Honda mengumumkan penarikan kembali (recall) terhadap 98.892
kendaraan di Amerika Serikat yang mencakup 13 model Honda dan Acura. Langkah
tersebut dilakukan setelah ditemukan potensi gangguan pada sensor berat
penumpang di kursi depan yang dapat memengaruhi kinerja sistem airbag.
Mengutip Car and Driver, Rabu (3/6/2026) masalah tersebut
berisiko menyebabkan airbag penumpang depan mengembang pada kondisi yang tidak
semestinya saat terjadi kecelakaan.
Program recall mencakup sejumlah model Acura, yakni TLX,
RDX, dan MDX. Sementara dari merek Honda, kendaraan yang terdampak meliputi
Ridgeline, Pilot, Passport, Odyssey, Insight, HR-V, CR-V, Fit, Civic, dan
Accord.
Kendaraan yang masuk dalam penarikan ini berasal dari tahun
model 2016 hingga 2026.
Dokumen yang disampaikan kepada otoritas keselamatan lalu
lintas Amerika Serikat, National Highway Traffic Safety Administration (NHTSA),
menyebut sumber masalah berasal dari kapasitor pada papan sirkuit sensor berat
penumpang depan.
Komponen tersebut berpotensi mengalami retak dan korsleting
internal ketika terpapar kelembapan dalam jangka waktu tertentu. Jika kerusakan
terjadi, sistem dapat salah mendeteksi kondisi penumpang sehingga airbag depan
maupun airbag lutut penumpang tetap mengembang meski kursi ditempati bayi dalam
kursi khusus anak, anak-anak, atau penumpang bertubuh kecil.
Kondisi tersebut dinilai berbahaya karena tekanan penuh
airbag dapat meningkatkan risiko cedera bagi penumpang yang seharusnya tidak
menerima perlindungan airbag secara penuh.
Menurut dokumen recall, cacat tersebut berkaitan dengan
perubahan material dasar yang digunakan pada papan sirkuit sensor. Material
pengganti itu dinilai dapat menimbulkan tekanan tambahan pada papan sirkuit
sehingga meningkatkan kemungkinan kapasitor mengalami keretakan.

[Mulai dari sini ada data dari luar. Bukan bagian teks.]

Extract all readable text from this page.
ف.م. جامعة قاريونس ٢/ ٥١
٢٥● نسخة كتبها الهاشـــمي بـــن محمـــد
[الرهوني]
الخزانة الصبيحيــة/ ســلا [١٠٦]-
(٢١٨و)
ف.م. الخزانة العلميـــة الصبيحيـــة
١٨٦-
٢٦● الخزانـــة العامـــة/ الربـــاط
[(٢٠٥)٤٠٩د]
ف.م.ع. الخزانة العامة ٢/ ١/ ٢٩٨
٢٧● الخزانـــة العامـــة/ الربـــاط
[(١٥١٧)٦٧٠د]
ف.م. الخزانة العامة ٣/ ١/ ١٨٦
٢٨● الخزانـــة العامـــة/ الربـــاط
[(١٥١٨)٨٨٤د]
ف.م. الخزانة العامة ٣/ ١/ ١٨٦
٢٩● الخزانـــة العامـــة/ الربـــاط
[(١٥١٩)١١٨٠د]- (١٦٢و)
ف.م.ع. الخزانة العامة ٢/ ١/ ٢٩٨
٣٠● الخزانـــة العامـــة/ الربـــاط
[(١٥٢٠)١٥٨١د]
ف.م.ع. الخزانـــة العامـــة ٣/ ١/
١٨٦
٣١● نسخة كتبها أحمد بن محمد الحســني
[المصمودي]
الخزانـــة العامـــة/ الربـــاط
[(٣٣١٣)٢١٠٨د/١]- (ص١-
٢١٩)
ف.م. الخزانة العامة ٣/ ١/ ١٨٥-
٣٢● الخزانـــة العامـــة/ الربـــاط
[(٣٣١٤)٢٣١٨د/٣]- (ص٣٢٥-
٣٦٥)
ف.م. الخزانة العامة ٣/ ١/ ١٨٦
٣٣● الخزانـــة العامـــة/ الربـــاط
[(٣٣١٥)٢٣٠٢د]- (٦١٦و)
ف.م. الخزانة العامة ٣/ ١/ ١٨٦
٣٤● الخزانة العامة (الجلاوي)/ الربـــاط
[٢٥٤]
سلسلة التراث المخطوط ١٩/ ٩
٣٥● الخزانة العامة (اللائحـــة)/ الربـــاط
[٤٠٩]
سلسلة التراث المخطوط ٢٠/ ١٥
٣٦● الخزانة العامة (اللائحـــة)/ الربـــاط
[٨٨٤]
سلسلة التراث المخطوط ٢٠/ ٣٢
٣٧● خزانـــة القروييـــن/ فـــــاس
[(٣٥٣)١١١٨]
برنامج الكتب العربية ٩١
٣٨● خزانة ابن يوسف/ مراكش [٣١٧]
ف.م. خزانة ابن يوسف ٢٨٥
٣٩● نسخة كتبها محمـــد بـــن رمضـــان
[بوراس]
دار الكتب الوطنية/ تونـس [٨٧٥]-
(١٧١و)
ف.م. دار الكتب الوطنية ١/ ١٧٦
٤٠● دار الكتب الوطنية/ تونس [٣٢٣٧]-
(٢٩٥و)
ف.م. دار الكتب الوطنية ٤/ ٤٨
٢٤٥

NHTSA menjelaskan bahwa recall terbaru ini merupakan
perluasan dari program penarikan yang telah diumumkan Honda pada 2024.
Perluasan dilakukan setelah ditemukan sejumlah kekeliruan
dari pemasok, mulai dari perhitungan yang tidak tepat terkait akhir masa
produksi komponen bermasalah, penggunaan data yang kurang akurat dalam
mengidentifikasi kendaraan terdampak, hingga proses verifikasi yang dianggap
belum memadai.
Sebagai langkah perbaikan, dealer Honda dan Acura akan
mengganti sensor berat penumpang dengan komponen baru yang menggunakan material
dasar asli dan telah dipastikan bebas dari potensi cacat tersebut.
Honda berencana mulai mengirimkan surat pemberitahuan kepada
pemilik kendaraan yang terdampak pada 6 Juli 2026 agar segera melakukan
pemeriksaan dan penggantian komponen di jaringan dealer resmi.